2016-06-30
The Buddhism message boards have been home to many heartfelt questions and conversations about the concept of attachment and what it means for our relationships--and our practice. Here's a sampling of quotes on attachment from recent boards. Join the discussion!

Cold Comfort?

"My husband, who is very open to Buddhism, kind of hit a wall with the concept of non-attachment. The whole idea seems cold to him, as though the Buddha were saying that we should not fully love someone in order to avoid getting hurt someday. I tried to explain about grasping, and how we shouldn't feel we have to have someone in order to be happy, and he got pretty insulted. The unspoken question was, "So, if I died, you'd be okay with it?"
--Elysgrl

More on Attachment

Vipassana teacher Sharon Salzberg on the pitfalls of clinging to the people and things we love.

Fantasy Island

"Many, if not all, of the problems in my relationships with my loved ones arise when one or the other of us gets attached to some particular fixed idea about the way things ought to be. The problem here is my attachment to my fantasy of how things should be and how it blinds me to how things really are."
--nhunter

Broken Glass

"The Buddhist psychiatrist and author Mark Epstein once asked the late Thai master Ajahn Chah about attachment. Ajahn picked up the drinking glass next to him and explained how he found it useful to view the glass as already broken. He realised that sooner or later the glass would be gone. Because he realised the futility of attachment to this object he could truly give his attention to it without any suffering, without any fear of losing it souring the experience.
--zenraider

Depth of Feeling

"I find many explanations of non-attachment to be reductionist and intellectualizations of something that is very deep. This woman's husband asked a vital question, and to answer it with things like not getting attached to a 'glass' trivializes what he was asking. He was talking about human beings and our relationships to them. People are with us for a very short time, so it is extremely important to love and cherish them while they are here, mourn when they leave us (even Thich Nhat Hanh cried when one of his brother monks died!) and remember them fondly.
--elizabeth531

Is This Love?

"Attachment as Buddhists mean it isn't love, it is more akin to suffocating jealousy. Love is not about attachment. It is about trust and devotion.
--collectively unconscious

(The quotes on this page are from the discussion Impermanence and Family Life.)

Burning Bills

"Rejecting attachments is attachment to freedom from attachment! :)

Here is a fun trick. Open your wallet and take out the biggest bill.
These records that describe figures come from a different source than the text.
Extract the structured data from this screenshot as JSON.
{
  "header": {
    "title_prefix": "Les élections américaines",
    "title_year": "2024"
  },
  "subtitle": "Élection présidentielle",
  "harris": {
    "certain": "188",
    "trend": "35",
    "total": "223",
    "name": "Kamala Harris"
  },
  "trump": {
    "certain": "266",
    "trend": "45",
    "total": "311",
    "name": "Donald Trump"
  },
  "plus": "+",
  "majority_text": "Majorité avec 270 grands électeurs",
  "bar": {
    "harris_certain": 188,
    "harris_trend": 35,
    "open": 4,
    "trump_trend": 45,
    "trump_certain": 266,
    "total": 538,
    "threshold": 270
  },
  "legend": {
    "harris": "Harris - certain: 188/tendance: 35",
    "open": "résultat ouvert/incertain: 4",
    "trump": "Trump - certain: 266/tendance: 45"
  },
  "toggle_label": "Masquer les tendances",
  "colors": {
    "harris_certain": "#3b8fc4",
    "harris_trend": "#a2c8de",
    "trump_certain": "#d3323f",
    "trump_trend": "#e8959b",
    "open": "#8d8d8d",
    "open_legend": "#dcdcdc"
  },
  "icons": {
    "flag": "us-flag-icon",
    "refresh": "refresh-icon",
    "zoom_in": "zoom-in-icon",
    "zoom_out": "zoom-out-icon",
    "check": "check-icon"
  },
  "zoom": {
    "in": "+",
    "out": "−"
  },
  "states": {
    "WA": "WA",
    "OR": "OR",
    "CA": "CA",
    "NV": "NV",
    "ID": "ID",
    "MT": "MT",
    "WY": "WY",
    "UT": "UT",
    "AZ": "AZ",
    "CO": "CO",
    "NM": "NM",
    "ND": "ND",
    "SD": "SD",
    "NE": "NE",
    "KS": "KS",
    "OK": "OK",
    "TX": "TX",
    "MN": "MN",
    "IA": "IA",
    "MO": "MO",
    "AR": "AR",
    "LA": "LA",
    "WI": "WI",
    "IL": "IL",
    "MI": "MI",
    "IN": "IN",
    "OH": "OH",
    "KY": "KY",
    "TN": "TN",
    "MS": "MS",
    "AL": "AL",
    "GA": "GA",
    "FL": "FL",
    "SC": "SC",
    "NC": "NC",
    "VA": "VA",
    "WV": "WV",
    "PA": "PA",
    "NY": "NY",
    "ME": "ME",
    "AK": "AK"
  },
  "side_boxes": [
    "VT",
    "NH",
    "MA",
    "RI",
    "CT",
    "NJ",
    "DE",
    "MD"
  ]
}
Now burn it. Ooooo! Feel the claws of clinging?"

--collectively unconscious

Family Ties

"When I first started studying Buddhism, I actually made a list of all my 'attachments' and mentally pictured letting them go. I did great until I got to my totally consuming adoration of my two girls. When they tell me that they love me and 'good-bye' and go off to their own lives, my heart just breaks, but I also keep reminding myself that this was my goal. I don't think I'll ever be able to not be attached to my girls, the way I'm not attached to, say, this dollar bill."
--SarpiOlgre

No More, No Less

"I think it is a misconception to believe that unattachment means not feeling anything. I find it more accurate to say it is feeling no more and no less than is natural for no longer and no less than is appropriate."
--collectively unconscious

All My Children?

"Now that I have children, I have to deal with impermanence and attachment at much deeper levels than before. I look at my son or my daughters, and say "my child," but at another level, I know that they are spiritual beings that sought rebirth in this family, in some way adults that have lived as much as me."